I came late to the punchy album that started Muse's career, after falling in love with the gloriously rich "Absolution". Expecting something naive and derivative, I was soon reassured as the youthful energy of this almost uniformly-good set of songs grew on me.
Of course, Radiohead and especially "The Bends" were a millstone around its neck - which I admit to perpetuating in this review. They may share a producer, John Leckie, and the chiming piano that begins "Sunburn" does have that familiar Street Spirit sound. And it was released during the post-OK Computer era, when, in the long absence of a follow-up to that masterpiece, everyone who played guitars was compared to Radiohead. But I take back anything I may have said about vocalist Matt Bellamy trying to sound like Thom Yorke. Bellamy's huge range and intensely-focused tone shine through any surface similarities to Yorke's more even croon.

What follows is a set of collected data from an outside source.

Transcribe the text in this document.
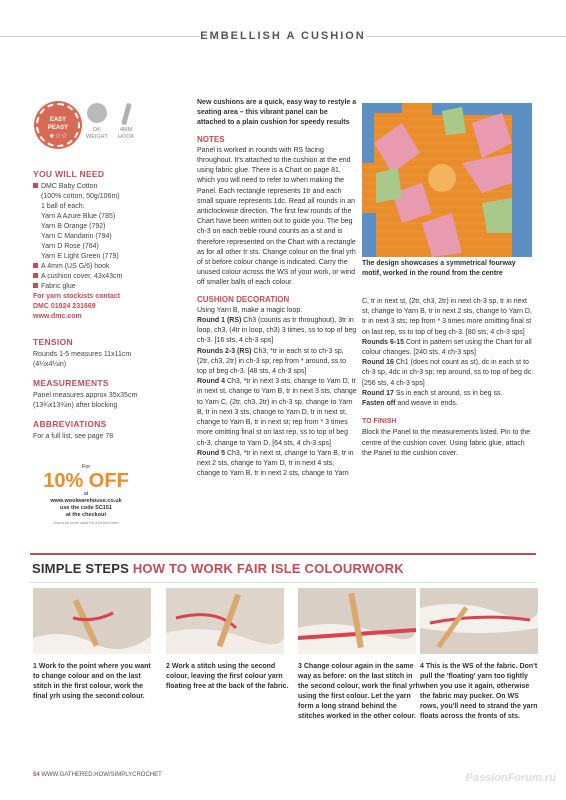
EMBELLISH A CUSHION
EASY
PEASY
★☆☆
DK
WEIGHT
4MM
HOOK
YOU WILL NEED
DMC Baby Cotton
(100% cotton, 50g/106m)
1 ball of each:
Yarn A Azure Blue (785)
Yarn B Orange (792)
Yarn C Mandarin (794)
Yarn D Rose (764)
Yarn E Light Green (779)
A 4mm (US G/6) hook
A cushion cover, 43x43cm
Fabric glue
For yarn stockists contact
DMC 01924 231669
www.dmc.com
TENSION
Rounds 1-5 measures 11x11cm
(4¼x4¼in)
MEASUREMENTS
Panel measures approx 35x35cm
(13¾x13¾in) after blocking
ABBREVIATIONS
For a full list, see page 78
For
10% OFF
at
www.woolwarehouse.co.uk
use the code SC151
at the checkout
Discount code valid for a limited time

New cushions are a quick, easy way to restyle a seating area – this vibrant panel can be attached to a plain cushion for speedy results

NOTES

Panel is worked in rounds with RS facing throughout. It's attached to the cushion at the end using fabric glue. There is a Chart on page 81, which you will need to refer to when making the Panel. Each rectangle represents 1tr and each small square represents 1dc. Read all rounds in an anticlockwise direction. The first few rounds of the Chart have been written out to guide you. The beg ch-3 on each treble round counts as a st and is therefore represented on the Chart with a rectangle as for all other tr sts. Change colour on the final yrh of st before colour change is indicated. Carry the unused colour across the WS of your work, or wind off smaller balls of each colour.

CUSHION DECORATION

Using Yarn B, make a magic loop.

Round 1 (RS) Ch3 (counts as tr throughout), 3tr in loop, ch3, (4tr in loop, ch3) 3 times, ss to top of beg ch-3. [16 sts, 4 ch-3 sps]

Rounds 2-3 (RS) Ch3, *tr in each st to ch-3 sp, (2tr, ch3, 2tr) in ch-3 sp; rep from * around, ss to top of beg ch-3. [48 sts, 4 ch-3 sps]

Round 4 Ch3, *tr in next 3 sts, change to Yarn D, tr in next st, change to Yarn B, tr in next 3 sts, change to Yarn C, (2tr, ch3, 2tr) in ch-3 sp, change to Yarn B, tr in next 3 sts, change to Yarn D, tr in next st, change to Yarn B, tr in next st; rep from * 3 times more omitting final st on last rep, ss to top of beg ch-3, change to Yarn D. [64 sts, 4 ch-3 sps]

Round 5 Ch3, *tr in next st, change to Yarn B, tr in next 2 sts, change to Yarn D, tr in next 4 sts, change to Yarn B, tr in next 2 sts, change to Yarn

The design showcases a symmetrical fourway motif, worked in the round from the centre

C, tr in next st, (2tr, ch3, 2tr) in next ch-3 sp, tr in next st, change to Yarn B, tr in next 2 sts, change to Yarn D, tr in next 3 sts; rep from * 3 times more omitting final st on last rep, ss to top of beg ch-3. [80 sts, 4 ch-3 sps]

Rounds 6-15 Cont in pattern set using the Chart for all colour changes. [240 sts, 4 ch-3 sps]

Round 16 Ch1 (does not count as st), dc in each st to ch-3 sp, 4dc in ch-3 sp; rep around, ss to top of beg dc. [256 sts, 4 ch-3 sps]

Round 17 Ss in each st around, ss in beg ss.

Fasten off and weave in ends.

TO FINISH

Block the Panel to the measurements listed. Pin to the centre of the cushion cover. Using fabric glue, attach the Panel to the cushion cover.

SIMPLE STEPS HOW TO WORK FAIR ISLE COLOURWORK
1 Work to the point where you want to change colour and on the last stitch in the first colour, work the final yrh using the second colour.
2 Work a stitch using the second colour, leaving the first colour yarn floating free at the back of the fabric.
3 Change colour again in the same way as before: on the last stitch in the second colour, work the final yrh using the first colour. Let the yarn form a long strand behind the stitches worked in the other colour.
4 This is the WS of the fabric. Don't pull the 'floating' yarn too tightly when you use it again, otherwise the fabric may pucker. On WS rows, you'll need to strand the yarn floats across the fronts of sts.
54 WWW.GATHERED.HOW/SIMPLYCROCHET	PassionForum.ru
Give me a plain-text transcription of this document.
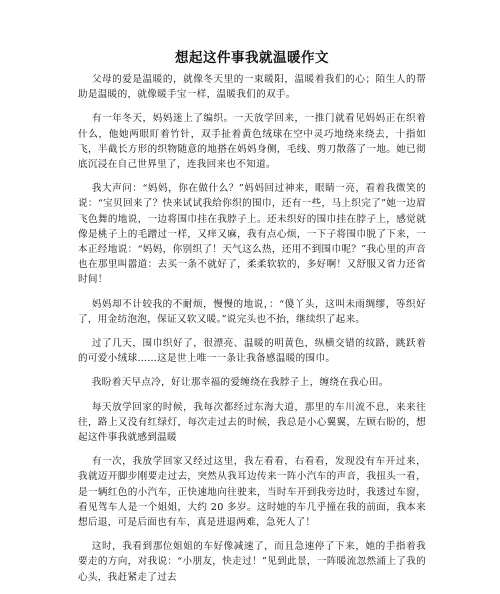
想起这件事我就温暖作文

父母的爱是温暖的，就像冬天里的一束暖阳，温暖着我们的心；陌生人的帮助是温暖的，就像暖手宝一样，温暖我们的双手。

有一年冬天，妈妈迷上了编织。一天放学回来，一推门就看见妈妈正在织着什么，他她两眼盯着竹针，双手扯着黄色绒球在空中灵巧地绕来绕去，十指如飞，半截长方形的织物随意的地搭在妈妈身侧，毛线、剪刀散落了一地。她已彻底沉浸在自己世界里了，连我回来也不知道。

我大声问：“妈妈，你在做什么？”妈妈回过神来，眼睛一亮，看着我微笑的说：“宝贝回来了？快来试试我给你织的围巾，还有一些，马上织完了”她一边眉飞色舞的地说，一边将围巾挂在我脖子上。还未织好的围巾挂在脖子上，感觉就像是桃子上的毛蹭过一样，又痒又麻，我有点心烦，一下子将围巾脱了下来，一本正经地说：“妈妈，你别织了！天气这么热，还用不到围巾呢？”我心里的声音也在那里叫嚣道：去买一条不就好了，柔柔软软的，多好啊！又舒服又省力还省时间！

妈妈却不计较我的不耐烦，慢慢的地说，：“傻丫头，这叫未雨绸缪，等织好了，用金纺泡泡，保证又软又暖。”说完头也不抬，继续织了起来。

过了几天，围巾织好了，很漂亮、温暖的明黄色，纵横交错的纹路，跳跃着的可爱小绒球……这是世上唯一一条让我备感温暖的围巾。

我盼着天早点冷，好让那幸福的爱缠绕在我脖子上，缠绕在我心田。

每天放学回家的时候，我每次都经过东海大道，那里的车川流不息，来来往往，路上又没有红绿灯，每次走过去的时候，我总是小心翼翼，左顾右盼的，想起这件事我就感到温暖

有一次，我放学回家又经过这里，我左看看，右看看，发现没有车开过来，我就迈开脚步刚要走过去，突然从我耳边传来一阵小汽车的声音，我扭头一看，是一辆红色的小汽车，正快速地向往驶来，当时车开到我旁边时，我透过车窗，看见驾车人是一个姐姐，大约 20 多岁。这时她的车几乎撞在我的前面，我本来想后退，可是后面也有车，真是进退两难，急死人了！

这时，我看到那位姐姐的车好像减速了，而且急速停了下来，她的手指着我要走的方向，对我说：“小朋友，快走过！”见到此景，一阵暖流忽然涌上了我的心头，我赶紧走了过去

It might fall within a genre, but there's room in any genre for well-written tunes played with vigour and brilliance. For an example of its emotional range, take "Falling Down". Starting out like a traditional white blues in the manner of Led Zeppelin, it's whipped up to a frenzy with Bellamy's Robert Plant-like virtuoso vocal swoops and cries. "Unintended" is a more lyrical variation on this theme, a sincere ballad that skirts around the acoustic territory of early bluesy Pink Floyd stuff (e.g. "Fat Old Sun"). The slightly grunge-influenced contrast between bare, brooding verses and big exploding choruses reaches its peak on "Sunburn". The techno-riffing rock on "Cave" and the throbbing rock-tango of "Uno" paved the way for their more individual later work.
Despite Bellamy's presence, Muse are by no means a one man band. Chris Wolstenholme's unrelenting basslines and drummer Dominic Howard's ever-varied rhythms always drive the sound forward. The few drawbacks include one or two lackluster songs near the end of the record, as well as its dodgy cover like an Athena poster. But on the whole, debuts as absorbing as this don't come along often, and in retrospect, the spark they showed here was ample evidence that they would get even better.